Tuesday, February 23, 2010












Some earlier work:




























































































































































































Saturday, February 6, 2010


Another value study.

A bit rough, yes.

But there's something about it I like very much.

Thursday, February 4, 2010

Work done since December 2008
















The couple on the bench was from a photo by Paul Grand with his permission.

The Use of Photos









I don't see anything at all wrong with using photographs, but it feels like an important part of the creative process is being left out. Especially when what I am doing, basically, is copying the photo as it is.
That's my problem, I copy the photo literally. I can't seem to see beyond the photo. It's influence is too strong.
What is there already is speaking too loudly for me to hear anything else.
I adopt the composition, colors,shading...and paint what I see.
Sometimes the results are quite good...especially when the photo I have chosen is well composed already.
Here's one called The Red Slipper

But I'm missing out on a big part of the fun and enjoyment that come from resolving the issues from the very beginning. The matters of composition, shading, color, perspective ..all those issues that are (somewhat) resolved already by the photo.

I think this became most clear to me as a result of trying to copy a Cezanne still life. ( see above) As I worked, I began to see the decisions he made on the canvas.How he took the raw elements of cloth, pot, dish, apples...threw them all up in the air and juggled them into an arrangement that no photo could ever approximate.

Even if I were an expert copyist and was able to re-produce what Cezanne had painted, I would not be an 'artist'. I'd be a painter or a copyist...but not an artist.

I want to claim all the credit for what I produce. I don't want to share it with the camera.!

Part Two

Well thanks Aunt Fay, but there's a problem.

That method didn't teach me how to draw...it taught me how to copy!

My eye became trained to see shapes, curves, lines...but I still didn't know how to draw an object
I saw in front of me.

So, I guess it wasn't surprising that when I started to paint, I turned to photos to paint from.

I could print out a photo, make a grid, transfer it to my canvas and paint.

It worked pretty well as far as I could tell.

I fell into the habit of painting from photos.

And 'habit' is the operative word here because, in fact, I became addicted to the use of photos....to the point where I wasn't sure I could paint from life at all.


I read in a book recently:
' A photo invariably pulls the painter toward it's own color direction which often is far less interesting than the color solution the painter invents....You are a more responsive and intentional colorist than the camera will ever be...'

I think there is a lot of truth to this quotation.


So I decided to take a class in Still Life painting even though I have done a lot of still lifes from photos.

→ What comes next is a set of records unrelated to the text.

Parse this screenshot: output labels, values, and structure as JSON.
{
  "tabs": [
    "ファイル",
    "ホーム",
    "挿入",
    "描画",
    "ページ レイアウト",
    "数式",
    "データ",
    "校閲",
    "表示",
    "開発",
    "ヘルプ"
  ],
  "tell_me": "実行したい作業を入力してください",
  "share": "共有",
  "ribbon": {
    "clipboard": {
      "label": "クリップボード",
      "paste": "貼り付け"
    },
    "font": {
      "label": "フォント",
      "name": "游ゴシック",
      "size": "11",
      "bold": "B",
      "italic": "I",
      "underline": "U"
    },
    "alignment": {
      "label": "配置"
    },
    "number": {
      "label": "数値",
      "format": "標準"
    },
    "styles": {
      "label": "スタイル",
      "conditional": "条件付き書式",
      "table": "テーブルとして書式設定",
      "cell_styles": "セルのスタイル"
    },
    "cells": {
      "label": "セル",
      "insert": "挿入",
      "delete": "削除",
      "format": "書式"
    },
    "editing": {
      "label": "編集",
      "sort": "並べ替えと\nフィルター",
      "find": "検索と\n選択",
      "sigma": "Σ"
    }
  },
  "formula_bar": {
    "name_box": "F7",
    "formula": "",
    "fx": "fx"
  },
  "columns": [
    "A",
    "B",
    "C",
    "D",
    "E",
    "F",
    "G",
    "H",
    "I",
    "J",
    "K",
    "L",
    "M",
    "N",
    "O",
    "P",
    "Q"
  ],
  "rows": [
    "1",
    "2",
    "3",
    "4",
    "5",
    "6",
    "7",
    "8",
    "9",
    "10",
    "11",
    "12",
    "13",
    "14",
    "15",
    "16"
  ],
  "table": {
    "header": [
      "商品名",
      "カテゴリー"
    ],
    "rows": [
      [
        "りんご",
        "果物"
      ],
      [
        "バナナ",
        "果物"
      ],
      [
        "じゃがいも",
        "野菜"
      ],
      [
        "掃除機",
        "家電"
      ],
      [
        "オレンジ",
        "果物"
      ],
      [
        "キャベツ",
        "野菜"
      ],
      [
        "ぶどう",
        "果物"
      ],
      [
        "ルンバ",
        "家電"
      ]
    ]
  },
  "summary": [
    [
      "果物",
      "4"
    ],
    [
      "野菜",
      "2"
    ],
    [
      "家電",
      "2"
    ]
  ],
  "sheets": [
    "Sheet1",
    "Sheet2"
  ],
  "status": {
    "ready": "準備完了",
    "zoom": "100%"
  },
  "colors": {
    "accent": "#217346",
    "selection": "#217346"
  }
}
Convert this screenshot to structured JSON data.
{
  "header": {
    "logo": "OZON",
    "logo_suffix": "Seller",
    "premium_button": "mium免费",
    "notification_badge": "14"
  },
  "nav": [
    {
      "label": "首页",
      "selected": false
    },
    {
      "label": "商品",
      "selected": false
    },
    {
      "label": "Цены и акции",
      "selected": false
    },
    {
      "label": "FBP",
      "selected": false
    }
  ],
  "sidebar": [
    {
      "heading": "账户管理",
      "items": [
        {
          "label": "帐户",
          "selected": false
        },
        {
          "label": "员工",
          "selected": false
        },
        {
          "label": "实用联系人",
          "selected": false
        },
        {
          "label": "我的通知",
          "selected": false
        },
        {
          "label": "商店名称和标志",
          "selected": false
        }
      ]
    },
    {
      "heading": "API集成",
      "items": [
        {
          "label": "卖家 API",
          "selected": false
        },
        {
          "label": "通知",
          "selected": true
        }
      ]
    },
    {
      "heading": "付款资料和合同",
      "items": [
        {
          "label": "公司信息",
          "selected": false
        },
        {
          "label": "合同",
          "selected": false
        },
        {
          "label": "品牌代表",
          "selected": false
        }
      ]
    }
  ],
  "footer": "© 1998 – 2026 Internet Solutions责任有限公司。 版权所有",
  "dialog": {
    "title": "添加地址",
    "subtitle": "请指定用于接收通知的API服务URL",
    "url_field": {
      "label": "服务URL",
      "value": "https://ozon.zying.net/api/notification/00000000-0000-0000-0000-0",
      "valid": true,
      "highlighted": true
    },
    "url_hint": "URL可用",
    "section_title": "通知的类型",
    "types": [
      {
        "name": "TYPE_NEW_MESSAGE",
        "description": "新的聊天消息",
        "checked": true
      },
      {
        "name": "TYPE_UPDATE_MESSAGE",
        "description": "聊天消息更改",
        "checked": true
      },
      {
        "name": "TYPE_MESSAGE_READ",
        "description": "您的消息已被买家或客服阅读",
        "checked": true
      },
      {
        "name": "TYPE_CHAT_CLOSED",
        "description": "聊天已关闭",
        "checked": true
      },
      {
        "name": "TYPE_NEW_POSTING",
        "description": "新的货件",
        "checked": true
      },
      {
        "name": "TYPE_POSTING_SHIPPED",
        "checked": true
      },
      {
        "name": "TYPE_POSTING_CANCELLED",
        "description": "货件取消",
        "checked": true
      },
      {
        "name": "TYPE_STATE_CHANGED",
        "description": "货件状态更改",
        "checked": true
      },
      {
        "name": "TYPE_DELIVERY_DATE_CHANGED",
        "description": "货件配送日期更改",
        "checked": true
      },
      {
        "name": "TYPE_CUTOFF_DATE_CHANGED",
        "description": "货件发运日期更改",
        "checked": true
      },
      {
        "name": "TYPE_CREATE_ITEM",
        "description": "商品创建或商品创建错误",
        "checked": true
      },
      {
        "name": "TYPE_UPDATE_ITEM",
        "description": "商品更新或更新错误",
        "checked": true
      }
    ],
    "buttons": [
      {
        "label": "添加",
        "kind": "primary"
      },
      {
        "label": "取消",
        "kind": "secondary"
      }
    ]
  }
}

I need to train my eye to see the real thing and paint it!
The first class was very basic, of course. Brush shapes, media, supports etc. We also were given a strip of paper with 9 gradations of value from white to black and were asked to copy it using our oils. An exercise in values.

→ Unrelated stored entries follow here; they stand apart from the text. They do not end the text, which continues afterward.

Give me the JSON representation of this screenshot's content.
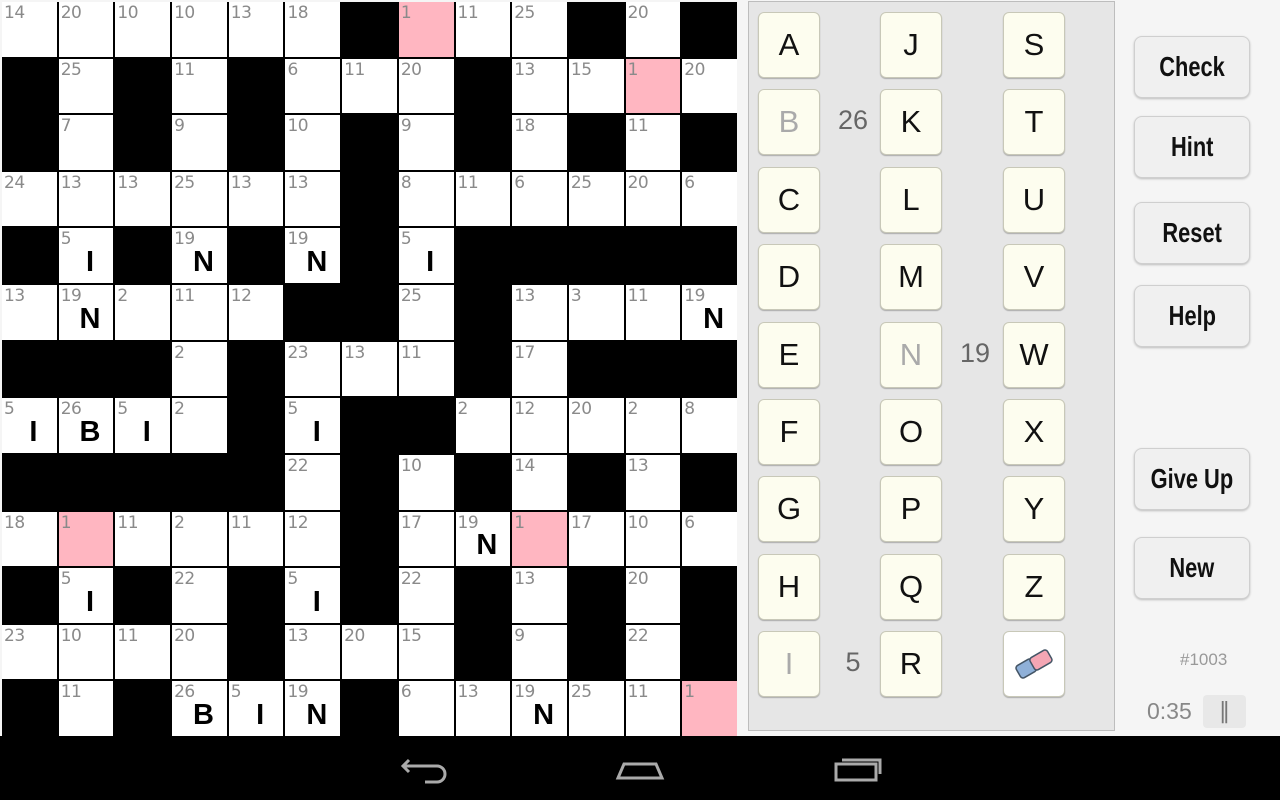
{
  "puzzle": {
    "grid": [
      [
        14,
        20,
        10,
        10,
        13,
        18,
        null,
        1,
        11,
        25,
        null,
        20,
        null
      ],
      [
        null,
        25,
        null,
        11,
        null,
        6,
        11,
        20,
        null,
        13,
        15,
        1,
        20
      ],
      [
        null,
        7,
        null,
        9,
        null,
        10,
        null,
        9,
        null,
        18,
        null,
        11,
        null
      ],
      [
        24,
        13,
        13,
        25,
        13,
        13,
        null,
        8,
        11,
        6,
        25,
        20,
        6
      ],
      [
        null,
        5,
        null,
        19,
        null,
        19,
        null,
        5,
        null,
        null,
        null,
        null,
        null
      ],
      [
        13,
        19,
        2,
        11,
        12,
        null,
        null,
        25,
        null,
        13,
        3,
        11,
        19
      ],
      [
        null,
        null,
        null,
        2,
        null,
        23,
        13,
        11,
        null,
        17,
        null,
        null,
        null
      ],
      [
        5,
        26,
        5,
        2,
        null,
        5,
        null,
        null,
        2,
        12,
        20,
        2,
        8
      ],
      [
        null,
        null,
        null,
        null,
        null,
        22,
        null,
        10,
        null,
        14,
        null,
        13,
        null
      ],
      [
        18,
        1,
        11,
        2,
        11,
        12,
        null,
        17,
        19,
        1,
        17,
        10,
        6
      ],
      [
        null,
        5,
        null,
        22,
        null,
        5,
        null,
        22,
        null,
        13,
        null,
        20,
        null
      ],
      [
        23,
        10,
        11,
        20,
        null,
        13,
        20,
        15,
        null,
        9,
        null,
        22,
        null
      ],
      [
        null,
        11,
        null,
        26,
        5,
        19,
        null,
        6,
        13,
        19,
        25,
        11,
        1
      ]
    ],
    "solved": {
      "5": "I",
      "19": "N",
      "26": "B"
    },
    "highlighted_code": 1,
    "colors": {
      "highlight": "#ffb6c1",
      "black": "#000000",
      "number": "#8a8a8a"
    }
  },
  "keyboard": {
    "columns": [
      [
        "A",
        "B",
        "C",
        "D",
        "E",
        "F",
        "G",
        "H",
        "I"
      ],
      [
        "J",
        "K",
        "L",
        "M",
        "N",
        "O",
        "P",
        "Q",
        "R"
      ],
      [
        "S",
        "T",
        "U",
        "V",
        "W",
        "X",
        "Y",
        "Z"
      ]
    ],
    "used": {
      "B": "26",
      "N": "19",
      "I": "5"
    },
    "eraser_icon": "eraser-icon"
  },
  "buttons": {
    "check": "Check",
    "hint": "Hint",
    "reset": "Reset",
    "help": "Help",
    "give_up": "Give Up",
    "new": "New"
  },
  "status": {
    "puzzle_number": "#1003",
    "timer": "0:35",
    "pause_icon": "pause-icon"
  },
  "navbar": {
    "back_icon": "back-icon",
    "home_icon": "home-icon",
    "recents_icon": "recents-icon"
  }
}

And during our next class we painted a white sphere on a white tabletop lit from the side ....
Such a simple exercise but I can't tell you how happy and proud I was when I finished and saw that it looked pretty good. I was able to do it without a photo !
In a way it felt like my first real painting. So odd.





There is really no reason why I needed a photo to look at. The same scene was right there in front of me on the table as would be in a photo.
But for some reason, I didn't trust that it would be quite the same. Maybe I wanted to use a photo instead of 'the real thing' because both the photo and the canvas were flat and I knew that if I just transferred what I saw on one flat surface to another, it would be sure to work.
I just didn't trust my powers of observation of the 3 dimensional objects before me on the table.
What pleased me so much about this exercise is it proved I didn't really need a photo after all.
















Wednesday, February 3, 2010

Day One

First day of my blog.

I started painting in the Autumn of 2008 and it has been the focus of my life since then.
Oils.
This seems to have come out of nowhere.
I never painted before this.
But there is an antecendent to my new found skill:

Picture it....
Hull Massachusetts, summer by the shore.
It's too rainy to go swimming so I'm on the wide front porch of my grandparents' summer house with nothing to do but watch the chilly fog rolling in from the sea. Aunt Fay shows me how, by making a grid of horizontal and vertical lines across a panel of my comic book, I can, section by section, reproduce the figure of Archie on another larger grid drawn on newsprint. With this grid, I can reproduce any contour !
I file this technique away for later use and take it out again when I am ill in bed for long periods of time in my early teens.
I copied Winslow Homer scenes of men in fishing boats.
Rockwell Kent's illustrations for Moby Dick on shirt cardboards.
They were pretty good, too.
I don't know where they are now..put away when I went off to school and lost.